Dreister Coup:

Wasserzufuhr in Milchviehanlage gekappt

Unglaublich, aber wahr: Jetzt machen die Kupferdiebe nicht mal mehr vor Milchviehanlagen halt. Im jüngsten Fall hatte der Besitzer aber Glück im Unglück. Die Behebung des Schadens wird trotzdem tausende Euro Kosten.

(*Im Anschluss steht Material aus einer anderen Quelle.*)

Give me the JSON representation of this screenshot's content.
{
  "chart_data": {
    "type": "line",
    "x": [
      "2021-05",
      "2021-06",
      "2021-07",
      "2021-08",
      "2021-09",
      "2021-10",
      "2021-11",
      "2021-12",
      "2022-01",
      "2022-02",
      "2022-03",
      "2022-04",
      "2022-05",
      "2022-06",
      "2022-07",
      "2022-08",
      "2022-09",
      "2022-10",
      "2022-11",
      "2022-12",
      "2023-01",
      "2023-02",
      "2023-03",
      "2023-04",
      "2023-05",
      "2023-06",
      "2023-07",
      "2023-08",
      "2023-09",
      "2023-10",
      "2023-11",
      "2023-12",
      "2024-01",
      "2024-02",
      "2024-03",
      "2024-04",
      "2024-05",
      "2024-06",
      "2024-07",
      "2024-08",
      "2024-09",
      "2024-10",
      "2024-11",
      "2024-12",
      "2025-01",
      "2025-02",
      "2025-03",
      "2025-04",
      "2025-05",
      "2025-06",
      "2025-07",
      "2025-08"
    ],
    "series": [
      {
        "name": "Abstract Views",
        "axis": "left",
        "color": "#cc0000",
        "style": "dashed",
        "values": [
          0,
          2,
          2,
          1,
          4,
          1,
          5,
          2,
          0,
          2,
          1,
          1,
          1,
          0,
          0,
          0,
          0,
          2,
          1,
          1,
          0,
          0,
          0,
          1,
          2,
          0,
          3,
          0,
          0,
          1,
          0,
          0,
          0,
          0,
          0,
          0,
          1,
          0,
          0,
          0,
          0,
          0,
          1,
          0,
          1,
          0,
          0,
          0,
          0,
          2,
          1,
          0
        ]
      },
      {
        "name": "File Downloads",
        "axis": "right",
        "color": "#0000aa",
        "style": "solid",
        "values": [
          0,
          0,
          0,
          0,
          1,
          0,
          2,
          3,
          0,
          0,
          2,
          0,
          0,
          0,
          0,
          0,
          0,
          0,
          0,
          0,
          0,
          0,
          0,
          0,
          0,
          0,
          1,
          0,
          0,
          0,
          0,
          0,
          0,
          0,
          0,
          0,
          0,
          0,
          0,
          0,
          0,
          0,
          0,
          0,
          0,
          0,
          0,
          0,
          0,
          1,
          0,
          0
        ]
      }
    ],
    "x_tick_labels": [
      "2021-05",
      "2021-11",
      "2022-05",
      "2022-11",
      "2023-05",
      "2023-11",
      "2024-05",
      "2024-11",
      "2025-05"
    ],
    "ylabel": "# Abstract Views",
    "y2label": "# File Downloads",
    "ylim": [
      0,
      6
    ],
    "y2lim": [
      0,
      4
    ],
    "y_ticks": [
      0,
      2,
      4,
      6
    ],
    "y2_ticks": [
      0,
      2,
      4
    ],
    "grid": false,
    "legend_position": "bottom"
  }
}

Die Milchviehanlage in Bandelow wurde von dreisten Dieben um ihre Verlegten Kabel erleichtert.
Uwe Zucchi Die Milchviehanlage in Bandelow wurde von dreisten Dieben um ihre Verlegten Kabel erleichtert.

Die Diebe müssen gewusst haben, dass die Kühe raus sind. Sonst wären sie vermutlich nicht so mutig gewesen. Denn wenn so ein Rindvieh in Panik oder Wut gerät, ist mit ihm sicherlich nicht zu spaßen. Und in der Milchviehanlage Bandelow wären es immerhin 200 Stück gewesen, die sich den Ganoven in den Weg gestellt hätten. So aber hatten sie leichtes Spiel. Der Besitzer, die GbR Karlstein, hat sich nämlich bereits im April vergangenen Jahres vom Standbein Milch verabschiedet und seinen Bestand veräußert. Die Anlage stand seitdem leer. Wasser und Strom waren abgestellt – die Leitungen indes noch voll funktionstüchtig erhalten. Schließlich hat sich mit dem Milchbetrieb Wolters bereits ein Interessent für die Nachnutzung gefunden. Hier sollen bald schon wieder Rinder stehen.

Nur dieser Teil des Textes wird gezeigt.